Pour information mais attention car il s’agit de signatures et non de création d’emplois car le nombre de CDI Intérimaires en activité est très nettement inférieur compte tenu des départs mais il est impossible d’obtenir les chiffres au niveau de la branche malgré nos demandes répétées !
 
Travail temporaire : Prism’emploi annonce son « 20 000e » CDI intérimaire

La fédération patronale de l’intérim Prism’emploi annonce, le 12 juillet 2017, la 20 000e signature d’un CDI intérimaire conformément aux objectifs fixés dans l’accord de branche du 10 juillet 2013. Ce contrat spécifique aux agences de travail temporaire permet d’embaucher un intérimaire en CDI et de le rémunérer pendant les périodes d’intermissions voire de le former, grâce aux financements issus d’un fonds de sécurisation des parcours des intérimaires. Le développement futur de ce contrat reposera sur la volonté des entreprises et non de la branche, qui ne se fixe aucun nouvel objectif, précise le délégué général de Prism’emploi François Roux. Cependant, l’organisation patronale souhaite porter auprès du gouvernement la suppression des motifs de recours au CDI intérimaire, conformément à son souhait de flexibiliser davantage le marché du travail.
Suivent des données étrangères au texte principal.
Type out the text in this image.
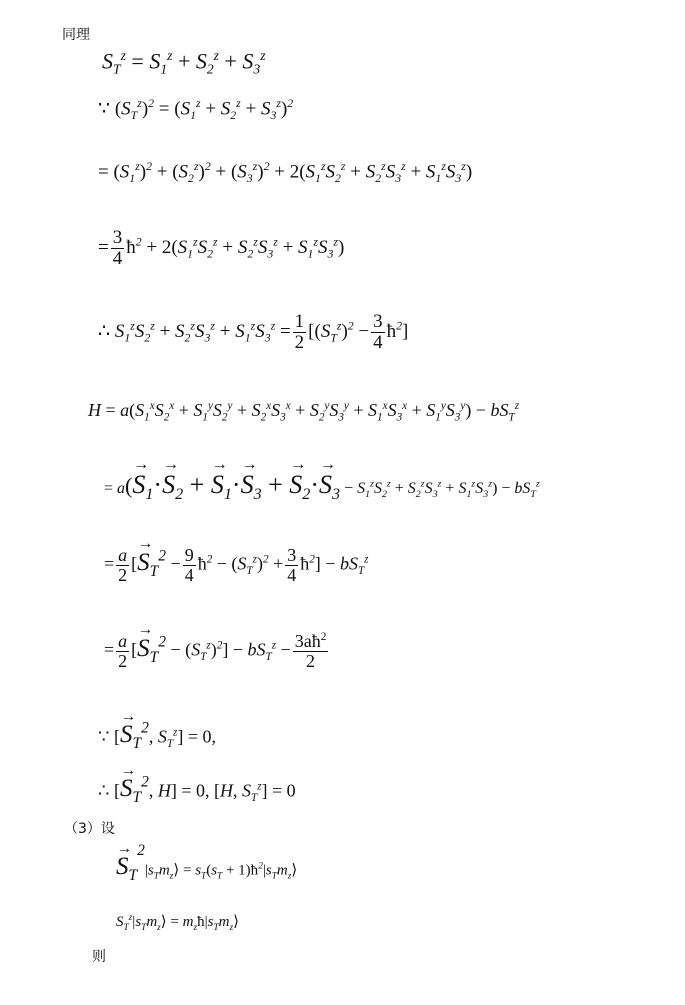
同理
$S_T^z = S_1^z + S_2^z + S_3^z$
∵ $(S_T^z)^2 = (S_1^z + S_2^z + S_3^z)^2$
= $(S_1^z)^2 + (S_2^z)^2 + (S_3^z)^2 + 2(S_1^zS_2^z + S_2^zS_3^z + S_1^zS_3^z)$
= $\frac{3}{4}$ $ħ^2 + 2(S_1^zS_2^z + S_2^zS_3^z + S_1^zS_3^z)$
∴ $S_1^zS_2^z + S_2^zS_3^z + S_1^zS_3^z = \frac{1}{2} [(S_T^z)^2 - \frac{3}{4}$ $ħ^2$]
$H = a(S_1^xS_2^x + S_1^yS_2^y + S_2^xS_3^x + S_2^yS_3^y + S_1^xS_3^x + S_1^yS_3^y) - bS_T^z$
= $a(\to S_1\cdot\to S_2$ + → $S_1\cdot\to S_3$ + → $S_2\cdot\to S_3 - S_1^zS_2^z + S_2^zS_3^z + S_1^zS_3^z) - bS_T^z$
= $\frac{a}{2}$ [→ $S_T^2 - \frac{9}{4}$ $ħ^2 - (S_T^z)^2 + \frac{3}{4}$ $ħ^2] - bS_T^z$
= $\frac{a}{2}$ [→ $S_T^2 - (S_T^z)^2] - bS_T^z - \frac{3aħ^2}{2}$
∵ [→ $S_T^2$, $S_T^z] = 0$,
∴ [→ $S_T^2$, H] = 0, [H, $S_T^z] = 0$
（3）设
→ $S_T^2|s_Tm_z⟩ = s_T(s_T$ + $1)ħ^2|s_Tm_z⟩$
$S_T^z|s_Tm_z⟩$ = $m_zħ|s_Tm_z⟩$
则
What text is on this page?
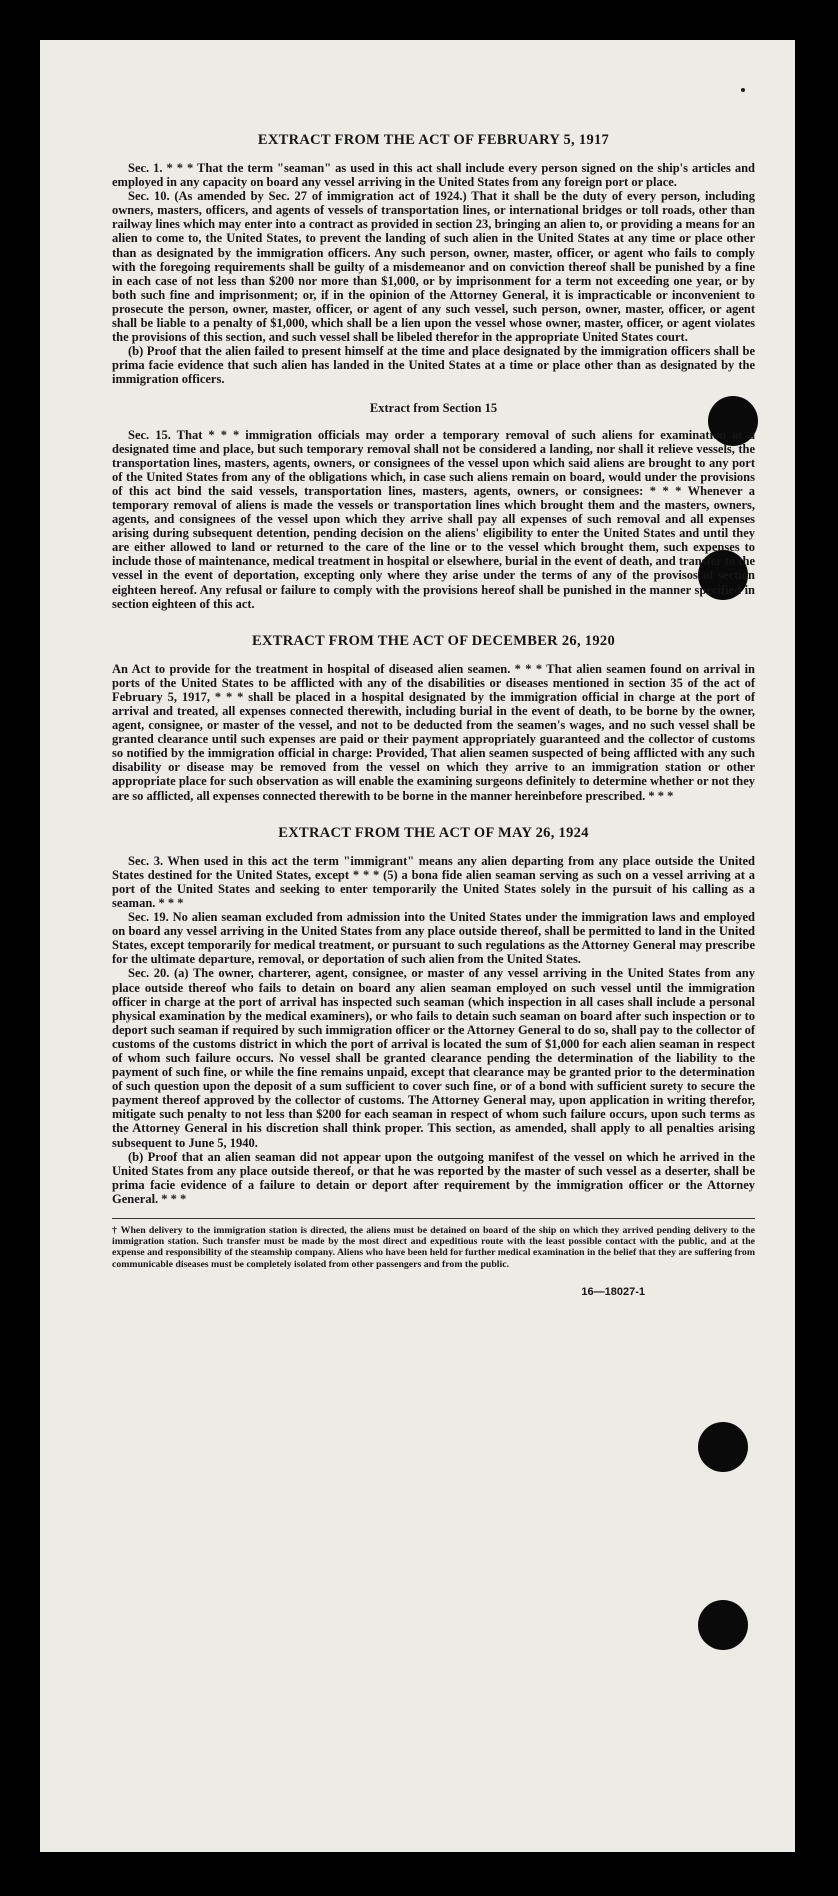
EXTRACT FROM THE ACT OF FEBRUARY 5, 1917

Sec. 1. * * * That the term "seaman" as used in this act shall include every person signed on the ship's articles and employed in any capacity on board any vessel arriving in the United States from any foreign port or place.

Sec. 10. (As amended by Sec. 27 of immigration act of 1924.) That it shall be the duty of every person, including owners, masters, officers, and agents of vessels of transportation lines, or international bridges or toll roads, other than railway lines which may enter into a contract as provided in section 23, bringing an alien to, or providing a means for an alien to come to, the United States, to prevent the landing of such alien in the United States at any time or place other than as designated by the immigration officers. Any such person, owner, master, officer, or agent who fails to comply with the foregoing requirements shall be guilty of a misdemeanor and on conviction thereof shall be punished by a fine in each case of not less than $200 nor more than $1,000, or by imprisonment for a term not exceeding one year, or by both such fine and imprisonment; or, if in the opinion of the Attorney General, it is impracticable or inconvenient to prosecute the person, owner, master, officer, or agent of any such vessel, such person, owner, master, officer, or agent shall be liable to a penalty of $1,000, which shall be a lien upon the vessel whose owner, master, officer, or agent violates the provisions of this section, and such vessel shall be libeled therefor in the appropriate United States court.

(b) Proof that the alien failed to present himself at the time and place designated by the immigration officers shall be prima facie evidence that such alien has landed in the United States at a time or place other than as designated by the immigration officers.

Extract from Section 15

Sec. 15. That * * * immigration officials may order a temporary removal of such aliens for examination at a designated time and place, but such temporary removal shall not be considered a landing, nor shall it relieve vessels, the transportation lines, masters, agents, owners, or consignees of the vessel upon which said aliens are brought to any port of the United States from any of the obligations which, in case such aliens remain on board, would under the provisions of this act bind the said vessels, transportation lines, masters, agents, owners, or consignees: * * * Whenever a temporary removal of aliens is made the vessels or transportation lines which brought them and the masters, owners, agents, and consignees of the vessel upon which they arrive shall pay all expenses of such removal and all expenses arising during subsequent detention, pending decision on the aliens' eligibility to enter the United States and until they are either allowed to land or returned to the care of the line or to the vessel which brought them, such expenses to include those of maintenance, medical treatment in hospital or elsewhere, burial in the event of death, and transfer to the vessel in the event of deportation, excepting only where they arise under the terms of any of the provisos of section eighteen hereof. Any refusal or failure to comply with the provisions hereof shall be punished in the manner specified in section eighteen of this act.

EXTRACT FROM THE ACT OF DECEMBER 26, 1920

An Act to provide for the treatment in hospital of diseased alien seamen. * * * That alien seamen found on arrival in ports of the United States to be afflicted with any of the disabilities or diseases mentioned in section 35 of the act of February 5, 1917, * * * shall be placed in a hospital designated by the immigration official in charge at the port of arrival and treated, all expenses connected therewith, including burial in the event of death, to be borne by the owner, agent, consignee, or master of the vessel, and not to be deducted from the seamen's wages, and no such vessel shall be granted clearance until such expenses are paid or their payment appropriately guaranteed and the collector of customs so notified by the immigration official in charge: Provided, That alien seamen suspected of being afflicted with any such disability or disease may be removed from the vessel on which they arrive to an immigration station or other appropriate place for such observation as will enable the examining surgeons definitely to determine whether or not they are so afflicted, all expenses connected therewith to be borne in the manner hereinbefore prescribed. * * *

EXTRACT FROM THE ACT OF MAY 26, 1924

Sec. 3. When used in this act the term "immigrant" means any alien departing from any place outside the United States destined for the United States, except * * * (5) a bona fide alien seaman serving as such on a vessel arriving at a port of the United States and seeking to enter temporarily the United States solely in the pursuit of his calling as a seaman. * * *

Sec. 19. No alien seaman excluded from admission into the United States under the immigration laws and employed on board any vessel arriving in the United States from any place outside thereof, shall be permitted to land in the United States, except temporarily for medical treatment, or pursuant to such regulations as the Attorney General may prescribe for the ultimate departure, removal, or deportation of such alien from the United States.

Sec. 20. (a) The owner, charterer, agent, consignee, or master of any vessel arriving in the United States from any place outside thereof who fails to detain on board any alien seaman employed on such vessel until the immigration officer in charge at the port of arrival has inspected such seaman (which inspection in all cases shall include a personal physical examination by the medical examiners), or who fails to detain such seaman on board after such inspection or to deport such seaman if required by such immigration officer or the Attorney General to do so, shall pay to the collector of customs of the customs district in which the port of arrival is located the sum of $1,000 for each alien seaman in respect of whom such failure occurs. No vessel shall be granted clearance pending the determination of the liability to the payment of such fine, or while the fine remains unpaid, except that clearance may be granted prior to the determination of such question upon the deposit of a sum sufficient to cover such fine, or of a bond with sufficient surety to secure the payment thereof approved by the collector of customs. The Attorney General may, upon application in writing therefor, mitigate such penalty to not less than $200 for each seaman in respect of whom such failure occurs, upon such terms as the Attorney General in his discretion shall think proper. This section, as amended, shall apply to all penalties arising subsequent to June 5, 1940.

(b) Proof that an alien seaman did not appear upon the outgoing manifest of the vessel on which he arrived in the United States from any place outside thereof, or that he was reported by the master of such vessel as a deserter, shall be prima facie evidence of a failure to detain or deport after requirement by the immigration officer or the Attorney General. * * *

† When delivery to the immigration station is directed, the aliens must be detained on board of the ship on which they arrived pending delivery to the immigration station. Such transfer must be made by the most direct and expeditious route with the least possible contact with the public, and at the expense and responsibility of the steamship company. Aliens who have been held for further medical examination in the belief that they are suffering from communicable diseases must be completely isolated from other passengers and from the public.

16—18027-1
Le secteur de l’intérim a fini par signer son 20 000e CDI intérimaire, annonce l’organisation patronale de l’intérim Prism’emploi. Initialement conçu pour échapper à la surcotisation des contrats courts décidée par les partenaires sociaux lors de la négociation de la convention d’assurance-chômage de 2013, le CDI intérimaire « a trouvé sa place économique et a de l’avenir », détaille le délégué général de Prism’emploi François Roux. Après des débuts poussifs en 2014 et 2015, cette nouvelle forme de contrat de travail réservée aux travailleurs intérimaires a fini par être adoptée par davantage de candidats et d’agences de travail temporaire à partir de 2016. Pour atteindre, avec un léger retard, la cible fixée par l’accord de branche du 10 juillet 2013, plusieurs facteurs ont été décisifs selon l’organisation patronale : l’appropriation de ce contrat par l’agence d’intérim, la reprise économique favorable au travail temporaire, mais surtout, la suppression du délai de carence entre deux contrats et l’allongement de la durée maximale de ces contrats à 36 mois.

Pas de nouvel objectif


« On arrive à fidéliser les intérimaires et à investir dans la formation avec moins de risques », détaille le délégué général en ce qui concerne les avantages perçus par les agences d’intérim. Un intérimaire signant ce type de CDI se voit financer ses périodes d’intermission lorsque son revenu a été inférieur au Smic au cours du mois. Ce contrat « ne pose quasiment pas de difficulté sur le plan économique », déclare François Roux. Cependant, Prism’emploi refuse de se fixer un nouvel objectif en la matière. Si les agences « ont le souhait de continuer » le développement de ce contrat, cette forme d’emploi ne pourrait devenir majoritaire dans l’intérim car elle n’est « possible » « qu’avec des gens dont on sait qu’ils seront extrêmement employables », indique le délégué général de Prism’emploi.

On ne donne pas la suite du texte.